Die Ansicht, dass die Schule Hofacker gut funktioniert, teilt Rüst derweil nicht: «Es handelt sich dort zwar um gut funktionierende Klassen und viele gute Lehrpersonen, aber eine Klassen übergreifende pädagogische Ausrichtung lässt der Schulbetrieb vermissen.» In dieser Einschätzung bezieht er sich auf die letzte Schulevaluation aus dem Jahr 2010, die festhält, «dass viele Lehrpersonen durch die Umstrukturierungen und den häufigen Wechsel auf der Führungsebene verunsichert und die meisten mit der Führung unzufrieden» seien. «Die personelle Führung war bisher weder strukturiert, noch zeigte sie Wirkung», hielt die Fachstelle für Schulbeurteilung in ihrer Einschätzung fest.

Es sei ihm klar, dass inzwischen viel Zeit vergangen sei, sagt Rüst: «Die Frage ist, wie die Schulpflege auf diesen Evaluationsbericht reagiert hat. Damit steht und fällt alles.» Er bedauere, dass die Schulverwaltung nur einen Massnahmenkatalog publik gemacht habe, nicht jedoch das Schulprogramm, wie dies das Volksschulgesetz vorsieht.

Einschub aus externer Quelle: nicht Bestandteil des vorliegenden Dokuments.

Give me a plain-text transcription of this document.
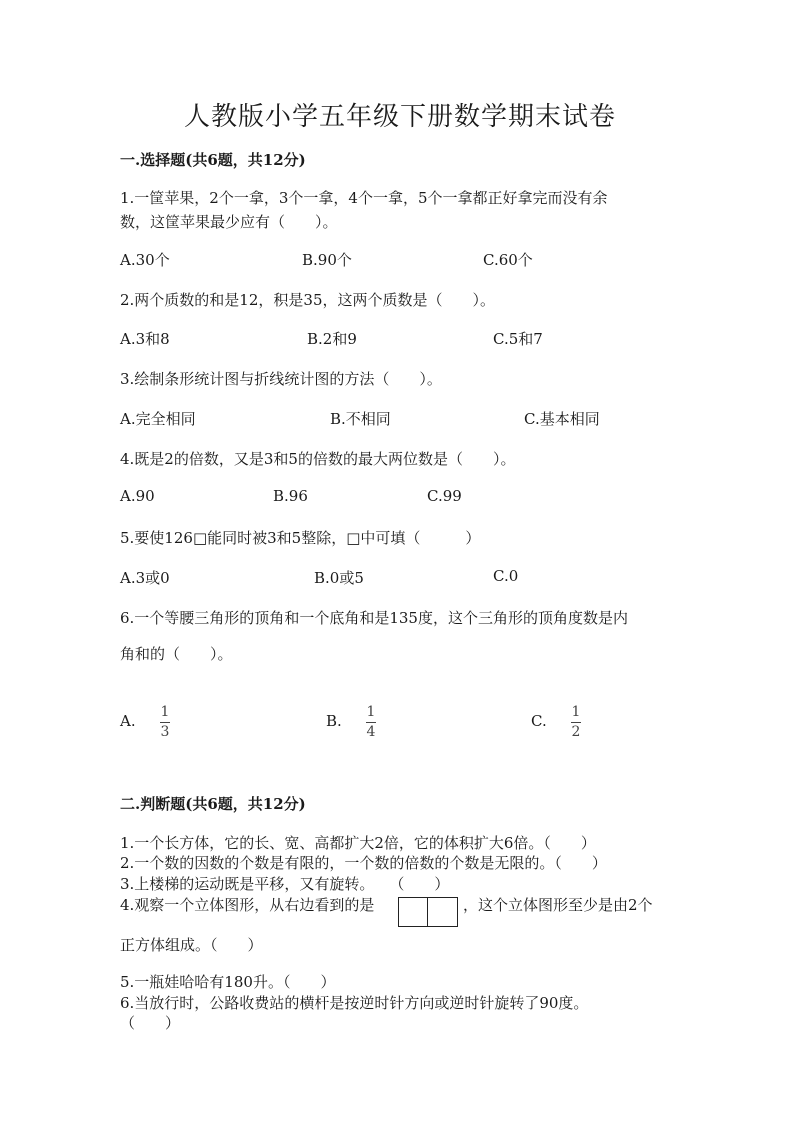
人教版小学五年级下册数学期末试卷
一.选择题(共6题，共12分)
1.一筐苹果，2个一拿，3个一拿，4个一拿，5个一拿都正好拿完而没有余
数，这筐苹果最少应有（　　）。
A.30个	B.90个	C.60个
2.两个质数的和是12，积是35，这两个质数是（　　）。
A.3和8	B.2和9	C.5和7
3.绘制条形统计图与折线统计图的方法（　　）。
A.完全相同	B.不相同	C.基本相同
4.既是2的倍数，又是3和5的倍数的最大两位数是（　　）。
A.90	B.96	C.99
5.要使126□能同时被3和5整除，□中可填（　　　）
A.3或0	B.0或5	C.0
6.一个等腰三角形的顶角和一个底角和是135度，这个三角形的顶角度数是内
角和的（　　）。
A. 1
3
B. 1
4
C. 1
2
二.判断题(共6题，共12分)
1.一个长方体，它的长、宽、高都扩大2倍，它的体积扩大6倍。（　　）
2.一个数的因数的个数是有限的，一个数的倍数的个数是无限的。（　　）
3.上楼梯的运动既是平移，又有旋转。　　（　　）
4.观察一个立体图形，从右边看到的是	，这个立体图形至少是由2个
正方体组成。（　　）
5.一瓶娃哈哈有180升。（　　）
6.当放行时，公路收费站的横杆是按逆时针方向或逆时针旋转了90度。
（　　）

Neue Leiterin zeigt viel Engagement

Die Schulpräsidentin hofft, dass mit der neuen Schulleiterin nun eine längerfristige Lösung für das Schulhaus Hofacker gefunden wurde: «Ich bin in dieser Hinsicht sehr zuversichtlich.»

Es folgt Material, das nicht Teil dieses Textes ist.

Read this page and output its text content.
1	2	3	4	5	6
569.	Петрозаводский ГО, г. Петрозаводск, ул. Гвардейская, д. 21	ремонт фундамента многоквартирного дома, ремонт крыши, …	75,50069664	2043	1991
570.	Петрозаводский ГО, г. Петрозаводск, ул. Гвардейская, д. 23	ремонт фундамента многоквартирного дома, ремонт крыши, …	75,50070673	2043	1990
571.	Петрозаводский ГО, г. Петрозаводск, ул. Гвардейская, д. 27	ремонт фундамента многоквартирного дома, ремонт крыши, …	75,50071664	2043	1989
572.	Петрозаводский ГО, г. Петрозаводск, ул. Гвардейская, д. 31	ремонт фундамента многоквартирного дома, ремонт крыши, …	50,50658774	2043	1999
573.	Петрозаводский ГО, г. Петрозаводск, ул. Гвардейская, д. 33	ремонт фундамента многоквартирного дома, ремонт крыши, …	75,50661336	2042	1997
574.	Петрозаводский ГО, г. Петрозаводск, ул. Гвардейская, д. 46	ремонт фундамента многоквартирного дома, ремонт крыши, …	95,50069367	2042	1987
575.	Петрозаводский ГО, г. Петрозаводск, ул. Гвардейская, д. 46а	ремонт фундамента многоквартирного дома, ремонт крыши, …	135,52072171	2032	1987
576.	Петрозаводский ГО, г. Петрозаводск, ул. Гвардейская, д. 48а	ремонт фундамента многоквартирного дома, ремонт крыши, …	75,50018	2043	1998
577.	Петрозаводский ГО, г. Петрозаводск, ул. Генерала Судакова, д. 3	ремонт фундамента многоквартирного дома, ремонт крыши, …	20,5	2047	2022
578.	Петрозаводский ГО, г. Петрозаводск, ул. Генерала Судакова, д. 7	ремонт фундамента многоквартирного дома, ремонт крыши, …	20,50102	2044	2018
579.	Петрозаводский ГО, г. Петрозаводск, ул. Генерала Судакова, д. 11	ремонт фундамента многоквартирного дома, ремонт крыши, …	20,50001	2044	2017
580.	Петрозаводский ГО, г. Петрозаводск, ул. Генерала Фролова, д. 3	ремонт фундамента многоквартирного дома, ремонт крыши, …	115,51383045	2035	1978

Die ausgebildete Pädagogin mit Masterabschluss in sozialer Arbeit wurde während der letzten vier Wochen in die örtlichen Gegebenheiten eingeführt. «Weil Verena Kocher bisher noch nie als Schulleiterin amtete, gestaltete sich diese Einführung etwas intensiver, als bei ihren Vorgängern. Sie hat sich dabei aber sehr engagiert», erklärt Krebs.